Someone able to draw a face/pose without guidelines might have learnt how to draw using the line memorising approach, but, it could also be that they're so used to drawing that face/pose that they've moved past the need to construct in 3D. They know what the form looks like from any angle because they have already worked out the 3D problem multiple times, so they can now jump straight to the solution - the lines.

So, what's the difference between memorising other people's line patterns versus working things out yourself and then, when you're comfortable enough, use the line patterns you've learnt?
I believe the main difference is called your personal style.

Visualising in 3D vs. memorising lines - Part 1
Related post: The art of copying

Wednesday, 1 October 2008

Visualising in 3D vs. memorising lines - Part 1

A while back I went to a manga-drawing workshop by the wonderful Emma Vieceli and Laura Watton. One of the many interesting things that were mentioned was related to how many of us approach drawing a figure.
We will take another look on the often somewhat controversial topic of copying which I've talked about in a previous post, and compare it to the "proper" way of learning to draw - visualising 3D form on paper.

When learning to draw people, folds, hair etc. by copying the line drawing of an existing artwork, certain line patterns are memorised. However, little knowledge is gained about the underlying 3D form which creates those characteristic lines. That means that you will most likely only be able to draw a pose from the particular angle that you copied it from.
I can't remember exactly what Emma and Laura called this kind of way to think about drawing, but let's call it the line approach for simplicity.

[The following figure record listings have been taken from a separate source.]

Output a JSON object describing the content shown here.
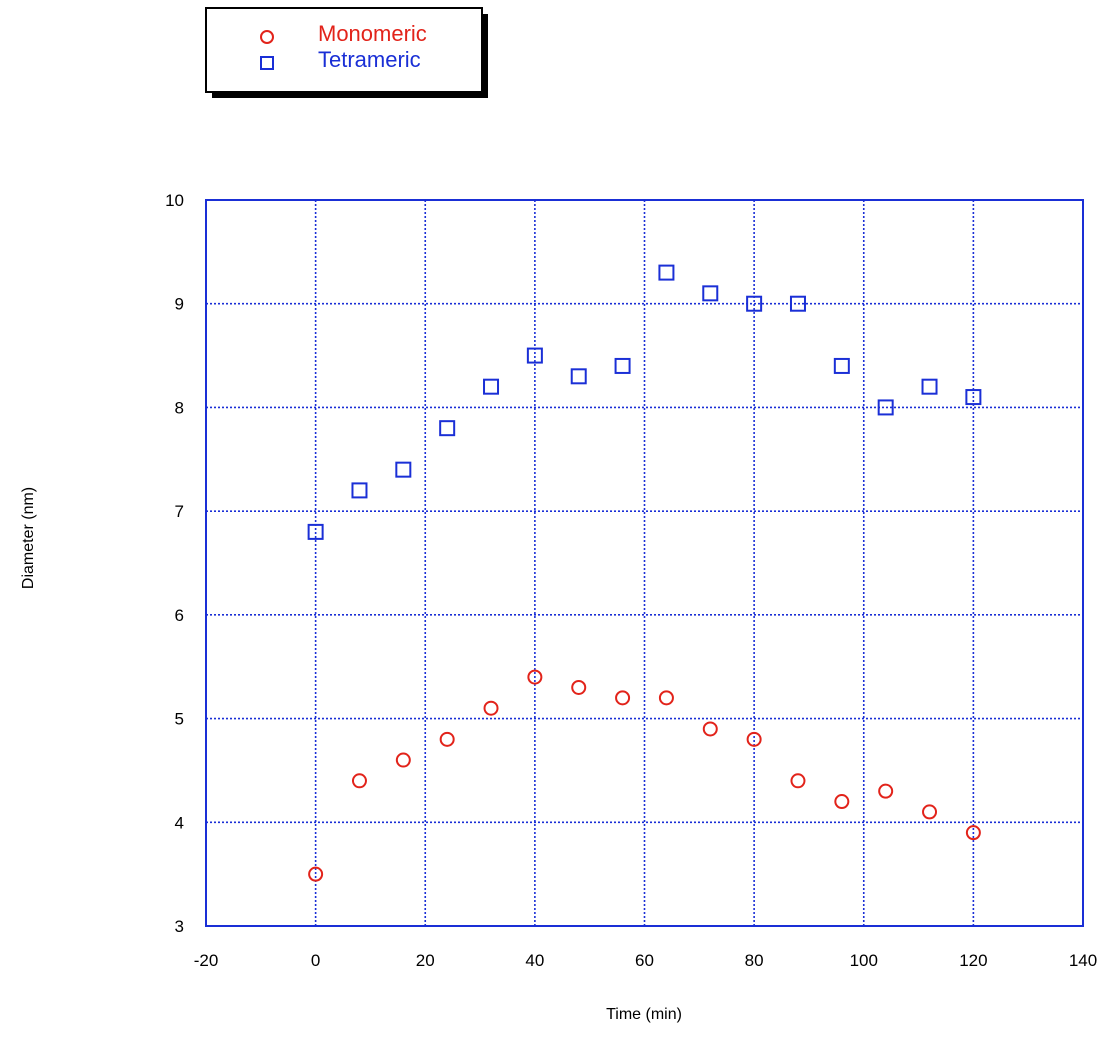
{
  "chart_data": {
    "type": "scatter",
    "xlabel": "Time (min)",
    "ylabel": "Diameter (nm)",
    "xlim": [
      -20,
      140
    ],
    "ylim": [
      3,
      10
    ],
    "xticks": [
      -20,
      0,
      20,
      40,
      60,
      80,
      100,
      120,
      140
    ],
    "yticks": [
      3,
      4,
      5,
      6,
      7,
      8,
      9,
      10
    ],
    "grid": true,
    "legend_position": "top-left (outside plot)",
    "axis_color": "#1a2fd6",
    "series": [
      {
        "name": "Monomeric",
        "marker": "circle",
        "color": "#e2231a",
        "x": [
          0,
          8,
          16,
          24,
          32,
          40,
          48,
          56,
          64,
          72,
          80,
          88,
          96,
          104,
          112,
          120
        ],
        "y": [
          3.5,
          4.4,
          4.6,
          4.8,
          5.1,
          5.4,
          5.3,
          5.2,
          5.2,
          4.9,
          4.8,
          4.4,
          4.2,
          4.3,
          4.1,
          3.9
        ]
      },
      {
        "name": "Tetrameric",
        "marker": "square",
        "color": "#1a2fd6",
        "x": [
          0,
          8,
          16,
          24,
          32,
          40,
          48,
          56,
          64,
          72,
          80,
          88,
          96,
          104,
          112,
          120
        ],
        "y": [
          6.8,
          7.2,
          7.4,
          7.8,
          8.2,
          8.5,
          8.3,
          8.4,
          9.3,
          9.1,
          9.0,
          9.0,
          8.4,
          8.0,
          8.2,
          8.1
        ]
      }
    ]
  }
}
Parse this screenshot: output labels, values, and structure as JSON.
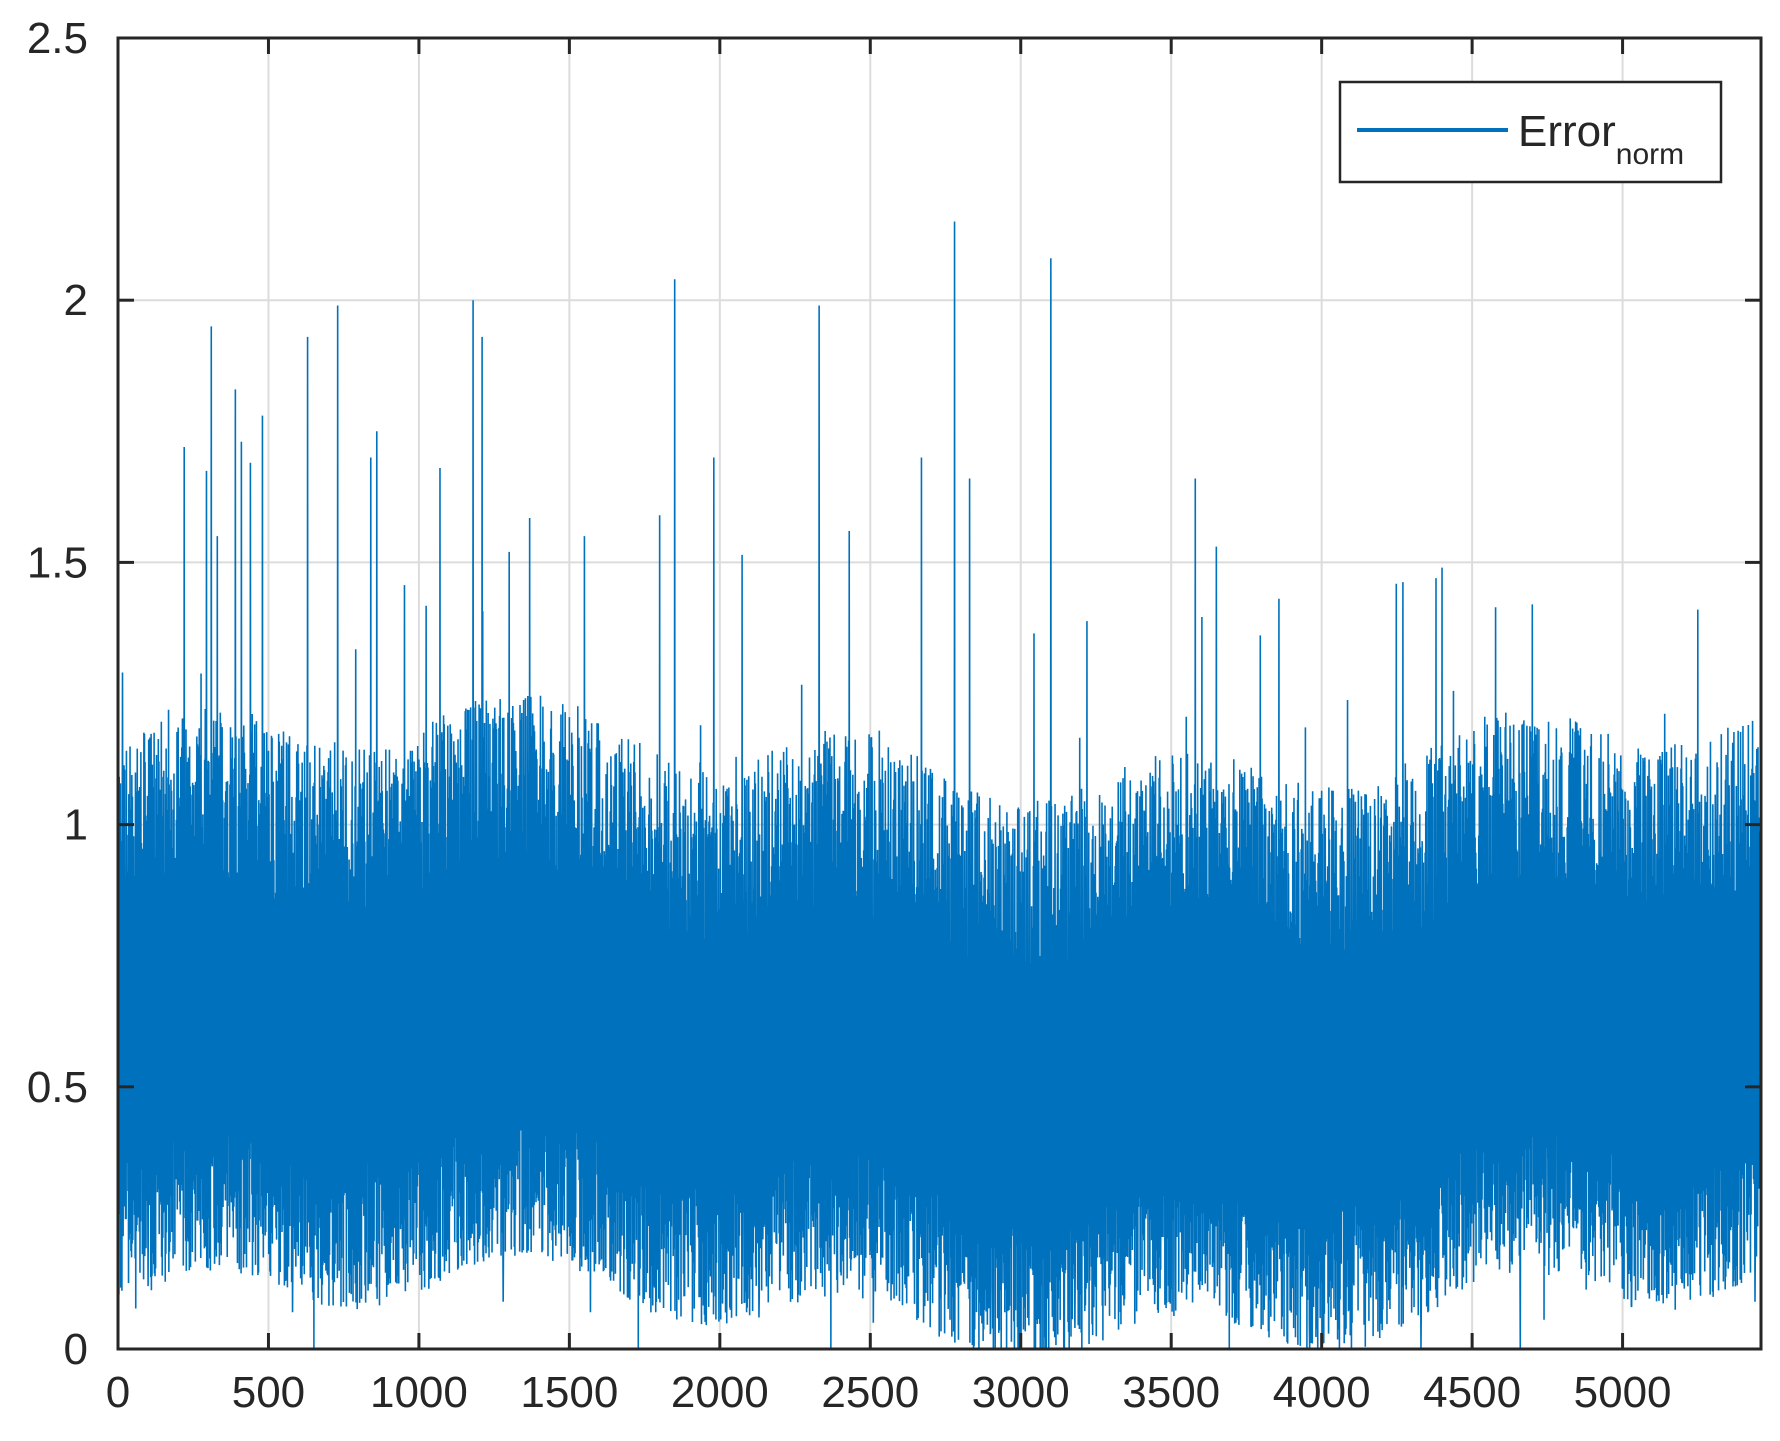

The other, usually more useful approach is the ability to visualise the form in 3D and translate that into a 2D line drawing. This takes a bit more time to learn since it's about learning to think rather than simply memorising lines, but it is an important, if not essential skill to learn.
By being able to visualise in 3D, it's possible to solve more complex poses and makes you more flexible as an artist.
The 3D approach is what is encouraged when how-to-draw books tell you to use spheres, cyliners and blocks to build up your figure. While it may be easy to draw geometrical shapes on paper, understanding the angle and depth relationships between blocks and being able to translate that into a human form takes some time.